Selama merantau di pulau Jawa untuk bersekolah atau bekerja, kamu yang anak Ambon selalu terlihat mencolok di antara orang-orang lainnya. Perbedaan fisik yang tegas adalah salah satu alasannya. Selain itu, cara berbahasamu dengan kebanyakan orang di Jawa pun berbeda. Perbedaan ini pasti melahirkan kelucuan, kecanggungan, sampai sedikit kesedihan hingga hari ini.
Meski demikian, menjadi anak Ambon yang tinggal di Jawa begitu menyenangkan. Beginilah suka-duka yang kamu hadapi sebagai anak Ambon yang merantau ke pulau Jawa.
ADVERTISEMENTS
Kalau jalan-jalan ke luar, kamu akan jadi pusat perhatian. Padahal kamu sendiri nggak ngapa-ngapain lho…
Awal menginjakkan kaki di Jawa, kamu suka risih karena banyak orang melirik atau curi-curi pandang ke arahmu. Fisikmu yang cenderung berbeda menjadi faktor utamanya. Kamu pun jadi semakin merasa terasing. Sudah daerahnya sangat ramai dan berbeda dengan kampung halaman, orang-orangnya pun berbeda. Tapi, itu hanya sementara. Lama-lama, kamu pun terbiasa. Kamu jadi tahu bahwa orang-orang yang melihatmu mungkin penasaran apakah kamu orang Indonesia atau malah orang asing alias bule kulit hitam.
ADVERTISEMENTS
Banyak yang ngira kalau Maluku itu sama dengan Papua. Mbaaaak, Maas, nggak pernah belajar peta Indonesia?!
Enggak jarang juga, kamu dikira orang Papua. Walaupun kamu sudah menjelaskan bahwa kamu dari Maluku, ada juga yang menganggap Maluku itu sama dengan Papua.
Kamu : “Beta nih dari Ambon, Ibu…”
Ibu Warteg : “sama aja tho wong Ambon itu ya Papua juga…
Kamu : “…..” *ketawa aja deh*
ADVERTISEMENTS
Dipanggil dengan istilah ‘Pace-Mace’, itu biasa juga
Karena ada yang menyamakan Maluku dengan Papua, kamu pun sering dipanggil Pace Mace yang dalam bahasa Papua artinya Bapak atau Ibu.

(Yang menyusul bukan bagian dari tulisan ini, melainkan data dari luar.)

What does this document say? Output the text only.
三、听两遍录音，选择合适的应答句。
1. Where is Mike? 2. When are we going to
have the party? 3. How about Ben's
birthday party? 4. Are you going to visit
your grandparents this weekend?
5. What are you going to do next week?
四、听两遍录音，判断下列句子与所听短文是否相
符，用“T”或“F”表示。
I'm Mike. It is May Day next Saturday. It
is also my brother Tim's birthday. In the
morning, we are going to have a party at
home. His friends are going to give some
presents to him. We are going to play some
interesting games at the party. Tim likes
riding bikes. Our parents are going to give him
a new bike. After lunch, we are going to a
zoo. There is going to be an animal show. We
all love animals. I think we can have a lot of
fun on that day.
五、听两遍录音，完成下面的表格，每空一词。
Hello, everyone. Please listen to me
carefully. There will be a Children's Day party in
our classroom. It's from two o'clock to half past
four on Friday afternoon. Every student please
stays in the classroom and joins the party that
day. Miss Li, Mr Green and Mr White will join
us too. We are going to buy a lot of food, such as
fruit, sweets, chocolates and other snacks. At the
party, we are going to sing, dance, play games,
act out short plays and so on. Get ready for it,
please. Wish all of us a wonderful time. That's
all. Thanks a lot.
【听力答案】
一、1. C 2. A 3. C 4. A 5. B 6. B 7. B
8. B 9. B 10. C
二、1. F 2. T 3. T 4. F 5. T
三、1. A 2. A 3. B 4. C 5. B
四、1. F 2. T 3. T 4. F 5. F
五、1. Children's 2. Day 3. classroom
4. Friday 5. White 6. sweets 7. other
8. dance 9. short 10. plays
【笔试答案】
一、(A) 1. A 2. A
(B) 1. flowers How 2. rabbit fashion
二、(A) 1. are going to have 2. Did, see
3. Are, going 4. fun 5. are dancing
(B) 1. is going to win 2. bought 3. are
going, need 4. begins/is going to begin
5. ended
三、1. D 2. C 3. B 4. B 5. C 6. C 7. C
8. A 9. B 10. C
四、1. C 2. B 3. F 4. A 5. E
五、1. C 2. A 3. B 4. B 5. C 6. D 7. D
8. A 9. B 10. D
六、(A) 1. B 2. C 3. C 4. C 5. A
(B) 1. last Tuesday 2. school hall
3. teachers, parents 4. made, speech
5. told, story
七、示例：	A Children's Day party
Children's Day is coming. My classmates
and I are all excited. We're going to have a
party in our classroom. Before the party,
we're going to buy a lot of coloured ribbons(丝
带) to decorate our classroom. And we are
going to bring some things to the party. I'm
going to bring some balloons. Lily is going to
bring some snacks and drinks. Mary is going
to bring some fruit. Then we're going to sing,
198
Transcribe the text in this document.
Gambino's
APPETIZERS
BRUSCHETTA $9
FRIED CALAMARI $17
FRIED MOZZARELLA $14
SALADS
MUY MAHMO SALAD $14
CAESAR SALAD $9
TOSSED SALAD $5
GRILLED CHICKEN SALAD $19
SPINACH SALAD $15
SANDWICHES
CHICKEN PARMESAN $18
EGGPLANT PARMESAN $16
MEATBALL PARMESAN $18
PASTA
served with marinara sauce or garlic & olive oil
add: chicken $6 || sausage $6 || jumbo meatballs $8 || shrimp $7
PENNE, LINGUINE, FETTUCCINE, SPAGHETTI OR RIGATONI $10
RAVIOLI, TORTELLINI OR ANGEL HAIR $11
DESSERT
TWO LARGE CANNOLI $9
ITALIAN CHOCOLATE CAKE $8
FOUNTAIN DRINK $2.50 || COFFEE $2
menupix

Ah, terserah deh!
ADVERTISEMENTS
Cara bicara orang-orang Jawa cenderung pelan, jadi nggak kedengeran. Beda dengan orang-orang di Maluku yang lantang kalau berbicara.
Di rumahmu, kamu biasa ngobrol dan bercanda dengan suara yang agak kencang. Waktu merantau ke Jawa, kamu awalnya kesulitan mendengar apa yang diucapkan lawan bicaramu. Habisnya mereka kalau ngomong pelan-pelan banget sih. Jadi nggak kedengaran deh.
ADVERTISEMENTS
Banyak yang menyangka kalau berkulit gelap berarti jorok dan jadinya bau. Ih enak aja. Kata siapa?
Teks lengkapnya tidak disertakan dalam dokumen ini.